Halsmer, Joseph L.

Joseph L. Halsmer of Lafayette, Indiana was one of the numerous attempts at building a roadable aircraft,

Halsmer was a Seaboard World Airlines captain and father of 11 children, who built various Aero Car circa 1959.

Halsmer built a high-wing two-seater N12043 (possibly the Aero Car 2) with a uni-twin arrangement of two 65 hp engines driving two counter-rotating props.

Hall Aluminium Co

USA
Founded 1927 to develop a prototype naval flying-boat based on the hull design of Britain’s Felixstowe F.5 for the U.S. Naval Aircraft Factory. The twin-engined Hall PH-1 was superseded by PH-2 and PH-3 variants which served in small numbers with the U.S. Coast Guard during the Second World War. In 1936 Hall flew the XP2H-1 four-engined patrol bomber, largest American-built flying-boat at that time.
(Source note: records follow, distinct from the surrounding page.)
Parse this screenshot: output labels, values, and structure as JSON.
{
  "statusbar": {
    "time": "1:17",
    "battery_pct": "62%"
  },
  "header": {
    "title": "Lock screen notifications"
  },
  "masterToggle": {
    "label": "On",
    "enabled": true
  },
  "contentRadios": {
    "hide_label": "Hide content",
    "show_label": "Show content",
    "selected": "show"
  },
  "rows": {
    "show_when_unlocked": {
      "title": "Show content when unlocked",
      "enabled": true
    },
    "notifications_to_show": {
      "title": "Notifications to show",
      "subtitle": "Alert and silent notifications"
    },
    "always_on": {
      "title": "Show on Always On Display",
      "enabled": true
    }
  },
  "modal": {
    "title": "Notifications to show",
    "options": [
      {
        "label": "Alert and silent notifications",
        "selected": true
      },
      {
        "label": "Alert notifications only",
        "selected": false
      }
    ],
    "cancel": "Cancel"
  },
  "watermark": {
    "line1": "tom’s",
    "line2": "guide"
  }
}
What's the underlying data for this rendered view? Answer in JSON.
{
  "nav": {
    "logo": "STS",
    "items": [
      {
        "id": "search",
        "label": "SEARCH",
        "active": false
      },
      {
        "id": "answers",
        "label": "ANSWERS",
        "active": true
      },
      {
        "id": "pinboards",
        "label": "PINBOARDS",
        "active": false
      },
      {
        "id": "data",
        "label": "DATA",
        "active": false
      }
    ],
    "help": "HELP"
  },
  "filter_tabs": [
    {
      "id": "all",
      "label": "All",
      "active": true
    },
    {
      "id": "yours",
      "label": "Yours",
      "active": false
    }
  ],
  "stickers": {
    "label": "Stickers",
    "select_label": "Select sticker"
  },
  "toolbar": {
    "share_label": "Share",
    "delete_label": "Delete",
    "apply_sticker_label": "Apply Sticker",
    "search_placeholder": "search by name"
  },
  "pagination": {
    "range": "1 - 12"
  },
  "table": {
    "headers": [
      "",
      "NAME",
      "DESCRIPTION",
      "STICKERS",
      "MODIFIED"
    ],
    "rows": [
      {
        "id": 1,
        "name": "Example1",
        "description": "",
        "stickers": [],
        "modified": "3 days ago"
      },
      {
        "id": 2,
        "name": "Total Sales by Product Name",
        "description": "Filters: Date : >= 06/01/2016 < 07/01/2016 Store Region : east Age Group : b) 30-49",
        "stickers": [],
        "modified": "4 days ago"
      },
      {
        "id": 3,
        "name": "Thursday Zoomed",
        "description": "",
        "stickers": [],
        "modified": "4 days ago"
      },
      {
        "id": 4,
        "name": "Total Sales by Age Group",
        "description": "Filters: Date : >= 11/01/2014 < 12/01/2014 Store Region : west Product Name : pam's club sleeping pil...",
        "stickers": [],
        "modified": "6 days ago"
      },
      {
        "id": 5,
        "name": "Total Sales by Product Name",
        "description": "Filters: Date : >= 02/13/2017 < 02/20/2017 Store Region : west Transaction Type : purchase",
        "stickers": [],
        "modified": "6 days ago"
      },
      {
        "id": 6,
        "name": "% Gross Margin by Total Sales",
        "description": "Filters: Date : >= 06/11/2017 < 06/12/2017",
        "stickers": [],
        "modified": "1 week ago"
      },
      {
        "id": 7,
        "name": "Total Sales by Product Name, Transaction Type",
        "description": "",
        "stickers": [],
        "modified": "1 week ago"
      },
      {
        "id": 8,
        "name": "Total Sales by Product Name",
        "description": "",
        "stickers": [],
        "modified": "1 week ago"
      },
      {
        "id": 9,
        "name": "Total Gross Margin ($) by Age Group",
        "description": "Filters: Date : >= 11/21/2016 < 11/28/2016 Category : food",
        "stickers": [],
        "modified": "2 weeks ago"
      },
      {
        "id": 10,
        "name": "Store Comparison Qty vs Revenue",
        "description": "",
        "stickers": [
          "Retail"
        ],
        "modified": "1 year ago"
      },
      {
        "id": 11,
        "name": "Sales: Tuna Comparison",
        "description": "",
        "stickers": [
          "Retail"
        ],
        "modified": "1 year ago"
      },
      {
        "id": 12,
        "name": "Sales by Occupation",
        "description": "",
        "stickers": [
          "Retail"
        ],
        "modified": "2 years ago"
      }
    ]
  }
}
Hall Aircraft / Springfield Aircraft

Bob Hall, who had recently split with the Granville Brothers of Gee Bee fame, decided to form his own new aircraft company at Bowles-Agawam Field across the Connecticut River from where the Granvilles had their shop. Bob Hall had originally served the Granvilles as chief engineer, test pilot and draftsman. But after a heated dispute with Zantford Granville over race plane design, he decided to go it alone and build his own speed planes. This new group would be known as Springfield Aircraft, Inc. With two firm orders in his hand, Bob Hall had leased a corner of the main hangar at Bowles Agawam Field where work began early in 1932 on the two never to be forgotten Hall racers.

Halberstadt Flugzeuwerke

Deutsche Bristol-Werke was founded at Halberstadt in 1912 to manufacture products of the British & Colonial Aeroplane Company, but severed connection with the parent company in 1914. Subsequently it developed and built its own designs under the name of Halberstadter Flugzeugwerke.
Halberstadt’s first aircraft, the C.I reconnaissance biplane, first flew in May 1916, and together with more powerful C.III and C.V developments, was produced in large numbers in the First World War. The CL class two-seat escort fighters were particularly successful in ground-strafing roles during the campaigns of autumn 1917. Halberstadt’s D-class single-seater scouts were strong and maneuverable, but inferior to Allied fighters in speed. A number of D.ll and D.lll scouts were built by Hannoversche Waggonfabrik AG. The Halberstadt D.V, the company’s final scout design, appeared in early 1917.

Hafner

Raoul Hafner was a young engineer who had started the design of his first aircraft in Austria in 1929. This, the R.I helicopter, flew at Aspern Airport. Vienna, in 1930 and was followed by the R.II in1931. Hafner then came to England where he designed and flew, with some success, his A.R.III gyroplane, a jump start autogyro. There then followed a series of design projects, several of which were tendered to the requirements of the earliest Air Ministry specifications for helicopters.